Ouch. Shares of the country's biggest drugstore chain, Walgreen Co.(NYSE: WAG), are getting pinched nearly 10% today on its earnings miss. Unlike companies who "manage expectations," it gives no earnings guidance, so when it misses, it truly takes the Street by surprise.

For its fourth quarter, earnings per share were $0.24, a penny shy of the consensus number and ahead of the year-ago number by $0.03. Sales were up in the quarter 15% to $7.2 billion. Net income improved 14.2%.

The issue with Walgreens can be boiled down to a single word: competition. And we're not talking about rival drugstore chain CVS(NYSE: CVS). Walgreens is discovering that it must compete with supermarkets with drugstores, and giants such as Wal-Mart(NYSE: WMT) that, with its string of Super Wal-Marts, can give consumers everything they want in one stop. It's not all about convenience, either. Wal-Mart can compete easily with it on price, too.

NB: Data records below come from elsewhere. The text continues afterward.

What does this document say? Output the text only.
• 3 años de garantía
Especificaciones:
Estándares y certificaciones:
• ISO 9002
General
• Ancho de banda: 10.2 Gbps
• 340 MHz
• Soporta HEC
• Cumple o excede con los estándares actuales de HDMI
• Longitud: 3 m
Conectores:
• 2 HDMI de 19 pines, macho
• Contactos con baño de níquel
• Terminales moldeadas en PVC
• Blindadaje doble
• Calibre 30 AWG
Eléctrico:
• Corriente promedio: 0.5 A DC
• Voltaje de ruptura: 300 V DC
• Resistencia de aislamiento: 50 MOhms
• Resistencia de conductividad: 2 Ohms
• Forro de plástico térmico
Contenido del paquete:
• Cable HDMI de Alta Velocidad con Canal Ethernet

To counter, it has spent the last year heavily promoting its so-called front-end items. They're the snacks, makeup, and other goodies it hopes customers will grab when they buzz in to get a prescription filled. Its front-end merchandise accounts for 40% of its sales, but the key is that they're much higher-margin sales than are prescriptions.

Same-store front-end sales for the year only grew an anemic 1.7%, though, in contrast to 16.3% comps growth in prescriptions. Can we get an iron pill over here? Walgreens is obviously having a difficult time convincing customers to shop for anything other than prescriptions in its stores.

It is also trying to bolster its competitive edge by opening lots of new stores. Many of the new, convenient locations operate 24 hours a day. The company has no debt and is financing its expansion through cash from operations, so that's a plus.

It's not going to get any easier for Walgreens to compete against one-stop shops and grocery stores, though. Given the choice, wouldn't you rather stop once than multiple times? It has to figure out a way to make sure customers feel stopping in its stores is not an added pain but a bonus.

But, hey, the company did manage to increase its sales for the year by 16.5%, no small feat in the current retail environment. Can they keep it up? With a stock priced at roughly double its earnings growth, uncertain investors should applaud from the sidelines.